Çinli masa arkadaşımız dedi ki:
- Ticaret fazlamız çok... Döviz rezervimiz de öyle... Bu durum bizi düşündürüyor... Şimdi, yurtdışında yatırım yapacak olan Çinliler'e de yüksek teşvik uyguluyoruz.
Çinliler'in yurtdışındaki yatırımları "50 milyar doları aşmış."
Sadece bu yıl Çin'in yurtdışı yatırımı "6 milyar dolar."
***
Sohbette söz bir ara "bankacılık sektöründen" açıldı.
Bizde bazı bankalar "yabancı ortak" alıyor.
"Ya Çin'de" diye sorduk.
18 yabancı kuruluş, 16 Çin bankasına toplam "13 milyar doların üzerinde" yatırım yapmış.

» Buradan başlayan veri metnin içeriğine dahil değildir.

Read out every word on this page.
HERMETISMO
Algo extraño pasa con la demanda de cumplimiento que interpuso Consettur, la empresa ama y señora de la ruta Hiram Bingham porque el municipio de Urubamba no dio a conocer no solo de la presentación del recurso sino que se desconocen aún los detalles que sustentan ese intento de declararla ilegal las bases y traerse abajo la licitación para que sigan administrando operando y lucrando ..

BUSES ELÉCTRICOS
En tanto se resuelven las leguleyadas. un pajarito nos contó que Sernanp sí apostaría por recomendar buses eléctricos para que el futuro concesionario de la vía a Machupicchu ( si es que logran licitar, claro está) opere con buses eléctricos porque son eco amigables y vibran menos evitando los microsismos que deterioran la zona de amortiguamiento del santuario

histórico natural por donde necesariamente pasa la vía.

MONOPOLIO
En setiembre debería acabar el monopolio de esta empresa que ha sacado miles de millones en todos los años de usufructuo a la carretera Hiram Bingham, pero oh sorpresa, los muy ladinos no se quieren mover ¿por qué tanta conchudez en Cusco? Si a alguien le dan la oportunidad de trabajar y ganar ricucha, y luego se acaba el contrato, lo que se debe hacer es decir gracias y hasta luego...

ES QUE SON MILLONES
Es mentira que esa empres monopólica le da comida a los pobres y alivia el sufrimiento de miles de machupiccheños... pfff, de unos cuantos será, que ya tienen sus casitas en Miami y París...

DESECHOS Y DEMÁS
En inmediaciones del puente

Bank of Amerika da Çin bankalarından hisse almış, Royal Bank of Scotland da.
***
Yemek bitti, vedalaştık.
Ertesi gün Çinli üst bürokrat otelimize telefon etti:
- Yabancı sermaye konusunda bir dosya hazırladık... Ziyaretinize gelebilir miyim?